British Columbia

Moms and babies 'actually do very well' together in prison, researcher says

A researcher says mothers and their infants, when kept together, can thrive in prisons. They have special units built for them, and both mothers and their children seem to benefit.

Issue of mothers and babies in prison back in news following reports of Kelly Ellard's pregnancy

Convicted murderer Kelly Ellard, seen here in 2000, is reportedly pregnant. A researcher says mothers and babies often do well when kept together in prison. (Adrian Wyld/The Canadian Press)

A researcher who has studied infants living with their incarcerated mothers in prison says both mothers and children often thrive in these programs.

The issue of mothers and infants in prison is back in the news with reports Kelly Ellard, serving a life sentence for the murder of Reena Virk in 1997, is about to have a baby.  

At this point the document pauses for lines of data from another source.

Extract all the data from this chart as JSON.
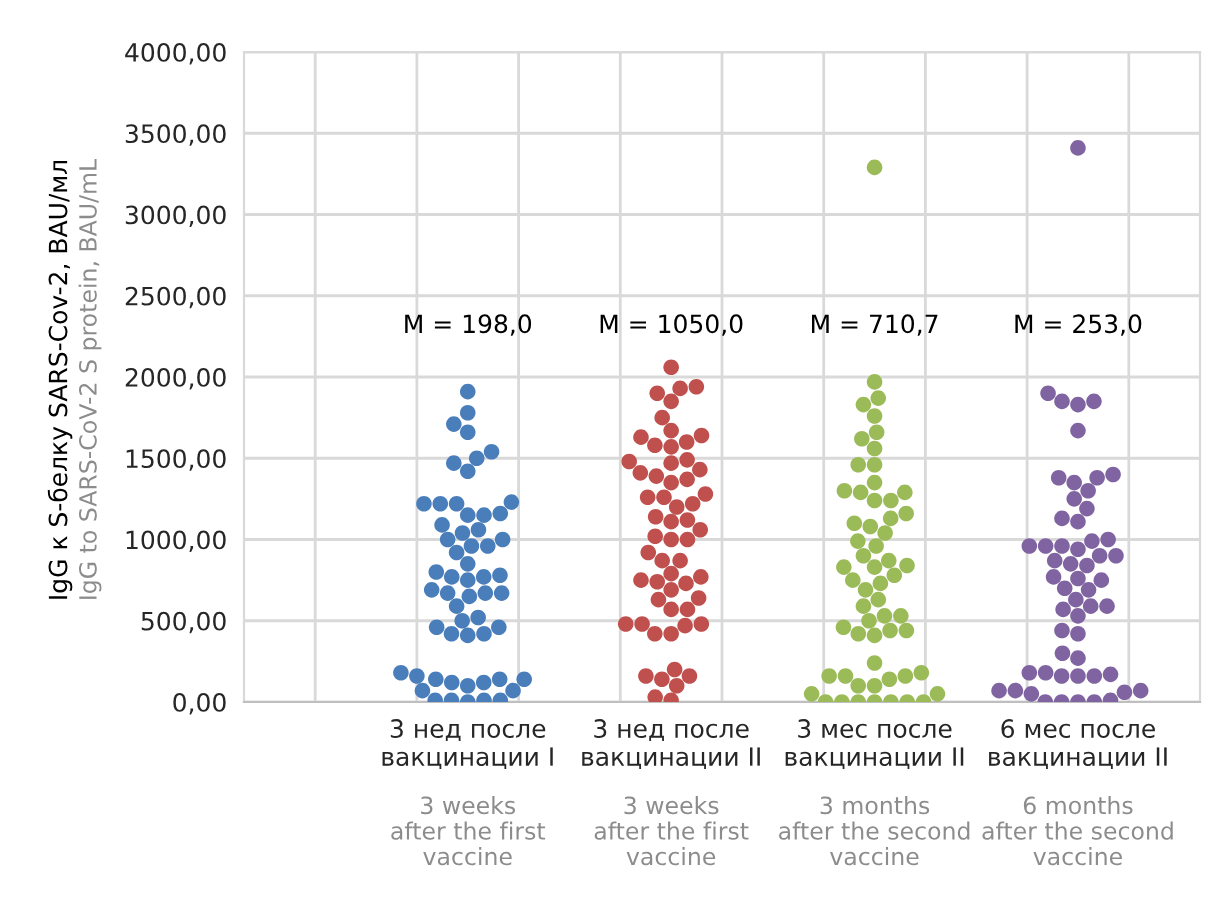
{
  "chart_data": {
    "type": "scatter",
    "ylabel": "IgG к S-белку SARS-Cov-2, BAU/мл",
    "categories": [
      "3 нед после\nвакцинации I",
      "3 нед после\nвакцинации II",
      "3 мес после\nвакцинации II",
      "6 мес после\nвакцинации II"
    ],
    "ylim": [
      0,
      4000
    ],
    "yticks": [
      {
        "value": 0,
        "label": "0,00"
      },
      {
        "value": 500,
        "label": "500,00"
      },
      {
        "value": 1000,
        "label": "1000,00"
      },
      {
        "value": 1500,
        "label": "1500,00"
      },
      {
        "value": 2000,
        "label": "2000,00"
      },
      {
        "value": 2500,
        "label": "2500,00"
      },
      {
        "value": 3000,
        "label": "3000,00"
      },
      {
        "value": 3500,
        "label": "3500,00"
      },
      {
        "value": 4000,
        "label": "4000,00"
      }
    ],
    "grid": true,
    "marker": "circle",
    "annotations": [
      "M = 198,0",
      "M = 1050,0",
      "M = 710,7",
      "M = 253,0",
      "3 weeks\nafter the first\nvaccine",
      "3 weeks\nafter the first\nvaccine",
      "3 months\nafter the second\nvaccine",
      "6 months\nafter the second\nvaccine",
      "IgG to SARS-CoV-2 S protein, BAU/mL"
    ],
    "series": [
      {
        "color": "#4a7ebb",
        "x": [
          "3 нед после\nвакцинации I",
          "3 нед после\nвакцинации I",
          "3 нед после\nвакцинации I",
          "3 нед после\nвакцинации I",
          "3 нед после\nвакцинации I",
          "3 нед после\nвакцинации I",
          "3 нед после\nвакцинации I",
          "3 нед после\nвакцинации I",
          "3 нед после\nвакцинации I",
          "3 нед после\nвакцинации I",
          "3 нед после\nвакцинации I",
          "3 нед после\nвакцинации I",
          "3 нед после\nвакцинации I",
          "3 нед после\nвакцинации I",
          "3 нед после\nвакцинации I",
          "3 нед после\nвакцинации I",
          "3 нед после\nвакцинации I",
          "3 нед после\nвакцинации I",
          "3 нед после\nвакцинации I",
          "3 нед после\nвакцинации I",
          "3 нед после\nвакцинации I",
          "3 нед после\nвакцинации I",
          "3 нед после\nвакцинации I",
          "3 нед после\nвакцинации I",
          "3 нед после\nвакцинации I",
          "3 нед после\nвакцинации I",
          "3 нед после\nвакцинации I",
          "3 нед после\nвакцинации I",
          "3 нед после\nвакцинации I",
          "3 нед после\nвакцинации I",
          "3 нед после\nвакцинации I",
          "3 нед после\nвакцинации I",
          "3 нед после\nвакцинации I",
          "3 нед после\nвакцинации I",
          "3 нед после\nвакцинации I",
          "3 нед после\nвакцинации I",
          "3 нед после\nвакцинации I",
          "3 нед после\nвакцинации I",
          "3 нед после\nвакцинации I",
          "3 нед после\nвакцинации I",
          "3 нед после\nвакцинации I",
          "3 нед после\nвакцинации I",
          "3 нед после\nвакцинации I",
          "3 нед после\nвакцинации I",
          "3 нед после\nвакцинации I",
          "3 нед после\nвакцинации I",
          "3 нед после\nвакцинации I",
          "3 нед после\nвакцинации I",
          "3 нед после\nвакцинации I",
          "3 нед после\nвакцинации I",
          "3 нед после\nвакцинации I",
          "3 нед после\nвакцинации I",
          "3 нед после\nвакцинации I",
          "3 нед после\nвакцинации I",
          "3 нед после\nвакцинации I",
          "3 нед после\nвакцинации I",
          "3 нед после\nвакцинации I"
        ],
        "values": [
          1910,
          1780,
          1710,
          1660,
          1420,
          1230,
          1160,
          1060,
          1150,
          1090,
          1040,
          1000,
          960,
          1220,
          1220,
          1220,
          1500,
          1470,
          1540,
          1150,
          1000,
          920,
          960,
          850,
          770,
          780,
          690,
          750,
          670,
          670,
          770,
          670,
          590,
          800,
          650,
          500,
          420,
          460,
          520,
          410,
          420,
          460,
          160,
          140,
          10,
          10,
          120,
          180,
          10,
          140,
          10,
          140,
          0,
          70,
          100,
          120,
          70
        ]
      },
      {
        "color": "#c0504d",
        "x": [
          "3 нед после\nвакцинации II",
          "3 нед после\nвакцинации II",
          "3 нед после\nвакцинации II",
          "3 нед после\nвакцинации II",
          "3 нед после\nвакцинации II",
          "3 нед после\nвакцинации II",
          "3 нед после\nвакцинации II",
          "3 нед после\nвакцинации II",
          "3 нед после\nвакцинации II",
          "3 нед после\nвакцинации II",
          "3 нед после\nвакцинации II",
          "3 нед после\nвакцинации II",
          "3 нед после\nвакцинации II",
          "3 нед после\nвакцинации II",
          "3 нед после\nвакцинации II",
          "3 нед после\nвакцинации II",
          "3 нед после\nвакцинации II",
          "3 нед после\nвакцинации II",
          "3 нед после\nвакцинации II",
          "3 нед после\nвакцинации II",
          "3 нед после\nвакцинации II",
          "3 нед после\nвакцинации II",
          "3 нед после\nвакцинации II",
          "3 нед после\nвакцинации II",
          "3 нед после\nвакцинации II",
          "3 нед после\nвакцинации II",
          "3 нед после\nвакцинации II",
          "3 нед после\nвакцинации II",
          "3 нед после\nвакцинации II",
          "3 нед после\nвакцинации II",
          "3 нед после\nвакцинации II",
          "3 нед после\nвакцинации II",
          "3 нед после\nвакцинации II",
          "3 нед после\nвакцинации II",
          "3 нед после\nвакцинации II",
          "3 нед после\nвакцинации II",
          "3 нед после\nвакцинации II",
          "3 нед после\nвакцинации II",
          "3 нед после\nвакцинации II",
          "3 нед после\nвакцинации II",
          "3 нед после\nвакцинации II",
          "3 нед после\nвакцинации II",
          "3 нед после\nвакцинации II",
          "3 нед после\nвакцинации II",
          "3 нед после\nвакцинации II",
          "3 нед после\nвакцинации II",
          "3 нед после\nвакцинации II",
          "3 нед после\nвакцинации II",
          "3 нед после\nвакцинации II",
          "3 нед после\nвакцинации II",
          "3 нед после\nвакцинации II",
          "3 нед после\nвакцинации II",
          "3 нед после\nвакцинации II",
          "3 нед после\nвакцинации II",
          "3 нед после\nвакцинации II",
          "3 нед после\nвакцинации II",
          "3 нед после\nвакцинации II",
          "3 нед после\nвакцинации II"
        ],
        "values": [
          2060,
          1900,
          1930,
          1940,
          1850,
          1750,
          1640,
          1600,
          1670,
          1570,
          1630,
          1580,
          1490,
          1470,
          1350,
          1370,
          1480,
          1410,
          1430,
          1390,
          1260,
          1280,
          1200,
          1220,
          1260,
          1110,
          1140,
          1060,
          1120,
          1000,
          1000,
          1020,
          920,
          870,
          870,
          740,
          750,
          790,
          770,
          730,
          690,
          640,
          630,
          570,
          570,
          480,
          480,
          480,
          470,
          420,
          420,
          200,
          100,
          160,
          160,
          140,
          30,
          10
        ]
      },
      {
        "color": "#9bbb59",
        "x": [
          "3 мес после\nвакцинации II",
          "3 мес после\nвакцинации II",
          "3 мес после\nвакцинации II",
          "3 мес после\nвакцинации II",
          "3 мес после\nвакцинации II",
          "3 мес после\nвакцинации II",
          "3 мес после\nвакцинации II",
          "3 мес после\nвакцинации II",
          "3 мес после\nвакцинации II",
          "3 мес после\nвакцинации II",
          "3 мес после\nвакцинации II",
          "3 мес после\nвакцинации II",
          "3 мес после\nвакцинации II",
          "3 мес после\nвакцинации II",
          "3 мес после\nвакцинации II",
          "3 мес после\nвакцинации II",
          "3 мес после\nвакцинации II",
          "3 мес после\nвакцинации II",
          "3 мес после\nвакцинации II",
          "3 мес после\nвакцинации II",
          "3 мес после\nвакцинации II",
          "3 мес после\nвакцинации II",
          "3 мес после\nвакцинации II",
          "3 мес после\nвакцинации II",
          "3 мес после\nвакцинации II",
          "3 мес после\nвакцинации II",
          "3 мес после\nвакцинации II",
          "3 мес после\nвакцинации II",
          "3 мес после\nвакцинации II",
          "3 мес после\nвакцинации II",
          "3 мес после\nвакцинации II",
          "3 мес после\nвакцинации II",
          "3 мес после\nвакцинации II",
          "3 мес после\nвакцинации II",
          "3 мес после\nвакцинации II",
          "3 мес после\nвакцинации II",
          "3 мес после\nвакцинации II",
          "3 мес после\nвакцинации II",
          "3 мес после\nвакцинации II",
          "3 мес после\nвакцинации II",
          "3 мес после\nвакцинации II",
          "3 мес после\nвакцинации II",
          "3 мес после\nвакцинации II",
          "3 мес после\nвакцинации II",
          "3 мес после\nвакцинации II",
          "3 мес после\nвакцинации II",
          "3 мес после\nвакцинации II",
          "3 мес после\nвакцинации II",
          "3 мес после\nвакцинации II",
          "3 мес после\nвакцинации II",
          "3 мес после\nвакцинации II",
          "3 мес после\nвакцинации II",
          "3 мес после\nвакцинации II",
          "3 мес после\nвакцинации II",
          "3 мес после\nвакцинации II",
          "3 мес после\nвакцинации II",
          "3 мес после\nвакцинации II",
          "3 мес после\nвакцинации II",
          "3 мес после\nвакцинации II"
        ],
        "values": [
          3290,
          1970,
          1870,
          1830,
          1760,
          1660,
          1620,
          1560,
          1460,
          1460,
          1350,
          1290,
          1240,
          1290,
          1300,
          1240,
          1160,
          1130,
          1100,
          1080,
          1040,
          990,
          960,
          900,
          830,
          780,
          840,
          830,
          750,
          730,
          690,
          870,
          630,
          590,
          530,
          530,
          500,
          410,
          440,
          440,
          460,
          420,
          240,
          160,
          160,
          160,
          180,
          140,
          100,
          100,
          0,
          0,
          0,
          0,
          0,
          0,
          0,
          50,
          50
        ]
      },
      {
        "color": "#8064a2",
        "x": [
          "6 мес после\nвакцинации II",
          "6 мес после\nвакцинации II",
          "6 мес после\nвакцинации II",
          "6 мес после\nвакцинации II",
          "6 мес после\nвакцинации II",
          "6 мес после\nвакцинации II",
          "6 мес после\nвакцинации II",
          "6 мес после\nвакцинации II",
          "6 мес после\nвакцинации II",
          "6 мес после\nвакцинации II",
          "6 мес после\nвакцинации II",
          "6 мес после\nвакцинации II",
          "6 мес после\nвакцинации II",
          "6 мес после\nвакцинации II",
          "6 мес после\nвакцинации II",
          "6 мес после\nвакцинации II",
          "6 мес после\nвакцинации II",
          "6 мес после\nвакцинации II",
          "6 мес после\nвакцинации II",
          "6 мес после\nвакцинации II",
          "6 мес после\nвакцинации II",
          "6 мес после\nвакцинации II",
          "6 мес после\nвакцинации II",
          "6 мес после\nвакцинации II",
          "6 мес после\nвакцинации II",
          "6 мес после\nвакцинации II",
          "6 мес после\nвакцинации II",
          "6 мес после\nвакцинации II",
          "6 мес после\nвакцинации II",
          "6 мес после\nвакцинации II",
          "6 мес после\nвакцинации II",
          "6 мес после\nвакцинации II",
          "6 мес после\nвакцинации II",
          "6 мес после\nвакцинации II",
          "6 мес после\nвакцинации II",
          "6 мес после\nвакцинации II",
          "6 мес после\nвакцинации II",
          "6 мес после\nвакцинации II",
          "6 мес после\nвакцинации II",
          "6 мес после\nвакцинации II",
          "6 мес после\nвакцинации II",
          "6 мес после\nвакцинации II",
          "6 мес после\nвакцинации II",
          "6 мес после\nвакцинации II",
          "6 мес после\nвакцинации II",
          "6 мес после\nвакцинации II",
          "6 мес после\nвакцинации II",
          "6 мес после\nвакцинации II",
          "6 мес после\nвакцинации II",
          "6 мес после\nвакцинации II",
          "6 мес после\nвакцинации II",
          "6 мес после\nвакцинации II",
          "6 мес после\nвакцинации II",
          "6 мес после\nвакцинации II",
          "6 мес после\nвакцинации II",
          "6 мес после\nвакцинации II"
        ],
        "values": [
          3410,
          1850,
          1900,
          1830,
          1850,
          1670,
          1380,
          1400,
          1380,
          1350,
          1300,
          1250,
          1190,
          1130,
          1110,
          960,
          990,
          960,
          960,
          1000,
          940,
          900,
          870,
          900,
          840,
          850,
          770,
          750,
          760,
          700,
          690,
          630,
          590,
          570,
          530,
          590,
          420,
          440,
          300,
          270,
          180,
          160,
          180,
          160,
          170,
          160,
          70,
          50,
          70,
          60,
          70,
          0,
          0,
          0,
          0,
          10
        ]
      }
    ]
  }
}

"They actually do very well," Amy Salmon, with the Centre for Health Evaluation Outcome Sciences at the University of British Columbia told On The Coast host Stephen Quinn.

"They're much more likely to meet their developmental milestones. They often have access to very good health care, often at a frequency that's much greater than they might have received in the community. They're also more likely to be vaccinated and breastfed."

She says the special units built for mothers and their infants include access to other children to play with and "safe and appropriate" adults to help the children develop normally.

Benefits go both ways

Correctional Service Canada would not comment on reports of Ellard's pregnancy citing privacy reasons, but said they are "committed to enhancing opportunities for mothers and their children to interact."

In a statement, the CSC says programs like the Mother-Child Residential Program provides a "supportive environment that promotes stability and continuity for the mother-child relationship" and assists in rehabilitation and reintegration for offenders.

Salmon agrees the benefits are two-way.

"[Mothers] are much less likely to return to prison, and when we look at women who might be struggling with addictions, those who are able to retain custody of their children often do much better when it comes to maintaining their own health and well-being," she said.

Salmon says a child can stay with their mother in prison for up to four years, but the exact length of time varies based on what she says is the best interests of the child.

After that, they will be placed with someone outside the correctional system, preferably family, but sometimes into foster care.